Heebner: I was not in favor of districting our city, I think it’s absurd to have a city our size divided up into four quadrants, which are each less than one square mile. It’s absurd in a way and you have to find candidates within a very small radius of the city who are qualified and willing to run. We lucked out that we have Jill MacDonald who was willing to run for District 4. I’ve known Jill for a long time and was very happy she was willing to step up and do that. So I’m pleased with the composition of our council, but I wish we could have six of us so we didn’t have to lose Kelly. She was an amazing council member. She was always prepared, and always articulate and always very thoughtful and considerate of not just her area of the city, but the entire city, and of the experience of our residents and businesses.

Q: What issues in Solana Beach are on your radar heading into 2023?

Heebner: We’ve got a few things we have to look out for, we’re always watching what the state’s up to in terms of more housing policies to deal with. And now we’ve got what the fairgrounds might be doing with their strategic planning with profit seeming to be their priority, and hopefully the cities will be able to be involved in that strategic plan. We know what our communities will accept. Hopefully it will include affordable housing units for the city of Del Mar.
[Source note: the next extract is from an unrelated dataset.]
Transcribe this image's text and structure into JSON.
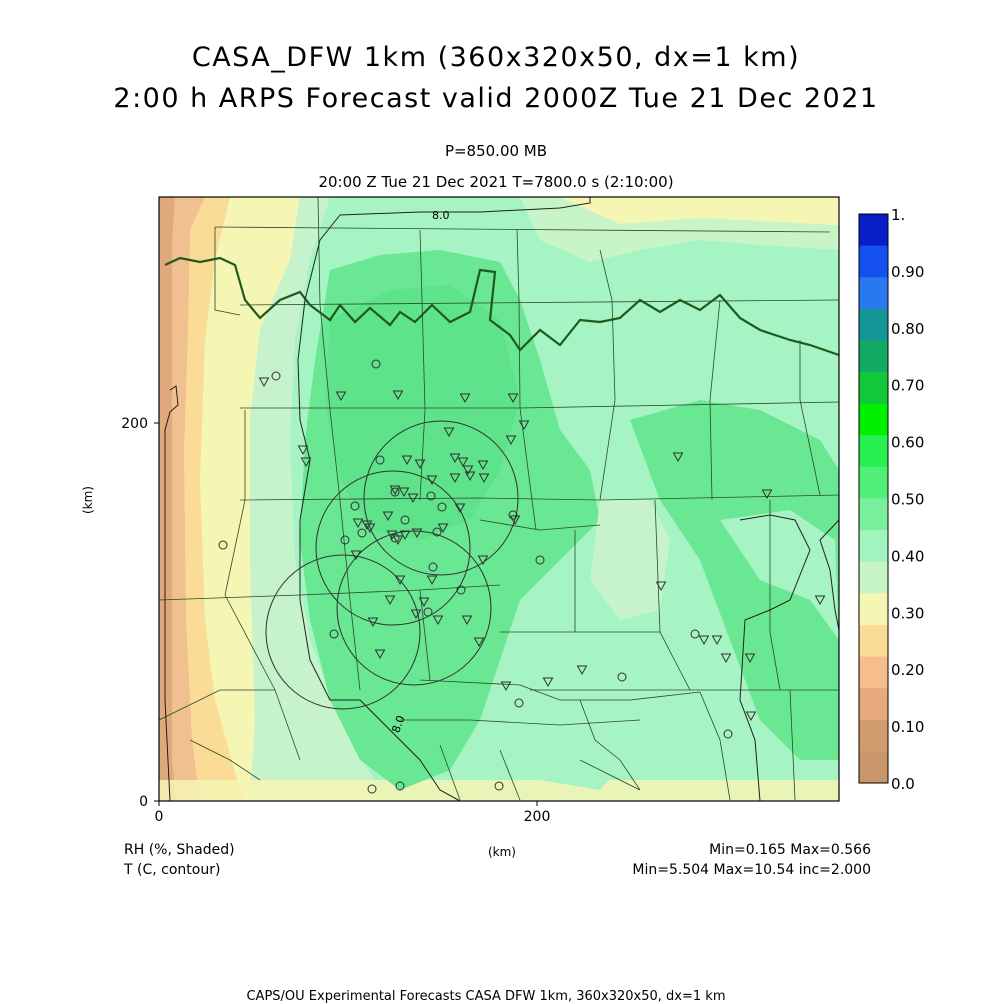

We’ll be doing our work plan in early spring, and what I’ve found over all these years is that we put out what our priorities are and what we want to do and then life happens. You have to address certain things and put other things on hold. We’re looking forward to getting a certified housing element, we’ve gotten some positive comments back from the Department of Housing and Community Development since we submitted it once again. We’re also looking at the property just to the south of us, on the north bluff in Del Mar. Whatever is there impacts Solana Beach far more than it impacts Del Mar. Hopefully we can work well with Del Mar to ensure that their zoning is adhered to there.

Q: Will you also be paying close attention to the plan to move the train tracks off the Del Mar bluff and into an inland tunnel, since Solana Beach residents are likely to see and feel the impacts?

Heebner: I’m on SANDAG, so for sure we’ll be talking about that. Having just over the holidays taken the trip up to Santa Barbara on the Amtrak, I had to go Amtrak, bus, Amtrak. It went as smoothly as possible but it added a good hour to the transit time and it wasn’t wonderful. So will the LOSSAN corridor have to be relocated starting farther north than we anticipated? It seems as if that’s the case to me. Of course, those funds need to come from the feds and the state, because they’re going to be billions.

Q: Anything else you want to add?

Heebner: I’m just really pleased to be serving and looking forward to the next year and progress and improving the quality of life for residents in Solana Beach, helping our businesses out where we can. Another thing we’ve got is Fiesta del Sol coming up, and I know they’re reorienting their layout. It’s been quite successful over the last year too, and I think there’s some good people in charge of it. It’s exciting to see the city come alive again out of the COVID-19 pandemic.